Iptu Andrio menjelaskan, salah satu perkara yang berhasil diungkap merupakan kasus pencurian dengan kekerasan yang terjadi di Kenagarian Situjuah Batua, Kecamatan Situjuah Limo Nagari. Dalam kasus tersebut, polisi mengamankan barang bukti berupa satu unit telepon genggam.

Sementara itu, enam kasus pencurian dengan pemberatan tersebar di sejumlah lokasi, salah satunya di Kelurahan Kubu Gadang, Kecamatan Payakumbuh Barat.
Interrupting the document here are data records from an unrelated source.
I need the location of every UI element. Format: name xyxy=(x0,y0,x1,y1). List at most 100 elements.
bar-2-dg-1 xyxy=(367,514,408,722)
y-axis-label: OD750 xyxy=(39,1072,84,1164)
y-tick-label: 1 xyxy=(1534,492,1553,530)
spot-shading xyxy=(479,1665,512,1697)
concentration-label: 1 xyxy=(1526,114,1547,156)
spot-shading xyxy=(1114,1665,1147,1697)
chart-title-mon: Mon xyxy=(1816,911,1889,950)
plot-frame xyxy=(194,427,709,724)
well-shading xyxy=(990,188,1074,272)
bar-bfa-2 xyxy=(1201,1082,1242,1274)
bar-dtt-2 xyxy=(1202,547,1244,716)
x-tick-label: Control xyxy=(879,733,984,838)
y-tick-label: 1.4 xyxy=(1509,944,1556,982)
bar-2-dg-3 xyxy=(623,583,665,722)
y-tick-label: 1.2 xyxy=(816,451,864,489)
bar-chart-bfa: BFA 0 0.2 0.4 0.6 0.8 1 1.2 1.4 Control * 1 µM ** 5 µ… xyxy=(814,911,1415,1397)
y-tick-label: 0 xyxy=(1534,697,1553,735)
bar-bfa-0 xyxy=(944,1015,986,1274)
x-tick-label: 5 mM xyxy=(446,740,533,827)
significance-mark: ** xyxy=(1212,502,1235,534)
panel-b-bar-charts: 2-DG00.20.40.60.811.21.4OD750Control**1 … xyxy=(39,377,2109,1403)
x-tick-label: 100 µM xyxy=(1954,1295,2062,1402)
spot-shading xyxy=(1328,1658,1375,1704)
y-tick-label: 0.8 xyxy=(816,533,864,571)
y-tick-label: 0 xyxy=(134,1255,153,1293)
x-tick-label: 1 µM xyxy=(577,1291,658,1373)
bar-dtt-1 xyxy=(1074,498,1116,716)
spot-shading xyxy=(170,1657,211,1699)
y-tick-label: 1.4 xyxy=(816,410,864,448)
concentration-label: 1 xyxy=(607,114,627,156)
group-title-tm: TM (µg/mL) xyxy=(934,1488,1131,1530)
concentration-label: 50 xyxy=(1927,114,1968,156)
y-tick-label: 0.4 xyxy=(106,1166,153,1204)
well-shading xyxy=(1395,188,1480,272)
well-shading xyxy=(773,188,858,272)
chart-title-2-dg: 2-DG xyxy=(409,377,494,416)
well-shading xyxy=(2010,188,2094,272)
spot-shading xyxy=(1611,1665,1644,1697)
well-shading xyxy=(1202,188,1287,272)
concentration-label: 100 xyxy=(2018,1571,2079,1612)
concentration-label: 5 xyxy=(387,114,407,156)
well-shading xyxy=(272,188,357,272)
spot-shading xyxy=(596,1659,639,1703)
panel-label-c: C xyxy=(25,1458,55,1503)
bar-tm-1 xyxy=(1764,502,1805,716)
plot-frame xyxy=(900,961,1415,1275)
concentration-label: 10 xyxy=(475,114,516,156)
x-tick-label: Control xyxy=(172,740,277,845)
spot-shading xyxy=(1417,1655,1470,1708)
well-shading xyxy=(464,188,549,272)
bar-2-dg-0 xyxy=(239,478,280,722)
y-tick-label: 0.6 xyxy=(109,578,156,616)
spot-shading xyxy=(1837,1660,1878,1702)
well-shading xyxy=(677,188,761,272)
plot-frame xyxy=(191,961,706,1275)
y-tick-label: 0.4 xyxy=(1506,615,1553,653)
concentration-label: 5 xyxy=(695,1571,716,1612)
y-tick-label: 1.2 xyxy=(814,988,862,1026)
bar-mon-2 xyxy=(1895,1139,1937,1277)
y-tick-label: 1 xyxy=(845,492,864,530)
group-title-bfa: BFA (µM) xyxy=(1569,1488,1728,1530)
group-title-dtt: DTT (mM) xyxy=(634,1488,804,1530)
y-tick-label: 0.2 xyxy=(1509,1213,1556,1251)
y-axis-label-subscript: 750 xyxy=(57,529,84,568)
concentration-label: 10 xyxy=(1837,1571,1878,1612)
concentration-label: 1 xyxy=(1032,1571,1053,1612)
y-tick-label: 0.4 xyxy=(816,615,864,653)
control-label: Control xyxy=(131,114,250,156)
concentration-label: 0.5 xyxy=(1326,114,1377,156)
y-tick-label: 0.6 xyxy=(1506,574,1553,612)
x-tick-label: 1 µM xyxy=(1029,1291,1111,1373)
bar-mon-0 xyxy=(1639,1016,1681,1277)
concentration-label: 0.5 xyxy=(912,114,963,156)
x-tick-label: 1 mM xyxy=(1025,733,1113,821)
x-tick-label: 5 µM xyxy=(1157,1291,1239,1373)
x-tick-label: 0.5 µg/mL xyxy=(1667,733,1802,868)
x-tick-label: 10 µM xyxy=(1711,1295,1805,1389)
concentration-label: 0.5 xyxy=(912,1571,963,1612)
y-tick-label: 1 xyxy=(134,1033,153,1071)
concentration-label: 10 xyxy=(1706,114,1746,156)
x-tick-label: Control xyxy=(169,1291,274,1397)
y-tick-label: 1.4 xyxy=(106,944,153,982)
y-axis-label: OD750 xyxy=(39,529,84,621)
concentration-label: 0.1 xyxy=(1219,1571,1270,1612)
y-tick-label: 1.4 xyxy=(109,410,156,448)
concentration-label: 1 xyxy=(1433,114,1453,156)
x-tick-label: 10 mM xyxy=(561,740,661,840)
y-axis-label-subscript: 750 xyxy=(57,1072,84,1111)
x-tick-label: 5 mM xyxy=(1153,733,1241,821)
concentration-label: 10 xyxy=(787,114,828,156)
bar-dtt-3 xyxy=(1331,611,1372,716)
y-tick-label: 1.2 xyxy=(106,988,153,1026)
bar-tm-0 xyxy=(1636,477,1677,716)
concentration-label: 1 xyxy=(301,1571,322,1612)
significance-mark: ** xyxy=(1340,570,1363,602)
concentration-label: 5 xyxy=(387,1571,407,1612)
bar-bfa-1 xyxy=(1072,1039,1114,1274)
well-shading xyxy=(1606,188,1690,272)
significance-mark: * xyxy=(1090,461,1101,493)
Barang bukti yang berhasil disita cukup beragam, mulai dari telepon genggam, lemari merek Mikawa, alat bajak sawah, lemari es, kotak infak masjid hingga jemuran pakaian yang diduga hasil pencurian.

Baca Juga  Tiga Pengedar Sabu-Sabu Diringkus Aparat

Hasil penyelidikan juga mengungkap bahwa dua dari tujuh tersangka merupakan residivis yang sebelumnya pernah menjalani proses hukum atas kasus serupa. Fakta tersebut menjadi perhatian penyidik dalam mendalami pola kejahatan yang dilakukan para pelaku.

Dari hasil pemeriksaan sementara, sebagian besar tersangka mengaku nekat mencuri karena alasan ekonomi dan kesulitan memenuhi kebutuhan hidup sehari-hari. Namun, penyidik juga menemukan motif berbeda dari salah seorang pelaku yang mengaku melakukan pencurian untuk memperoleh uang guna bermain judi online.

“Dari hasil pemeriksaan, ada satu tersangka yang mengaku mencuri karena membutuhkan uang untuk bermain judi online. Sementara pelaku lainnya mengaku melakukan pencurian untuk memenuhi kebutuhan hidup. Beberapa aksi juga dilakukan secara berkelompok,” jelas Iptu Andrio.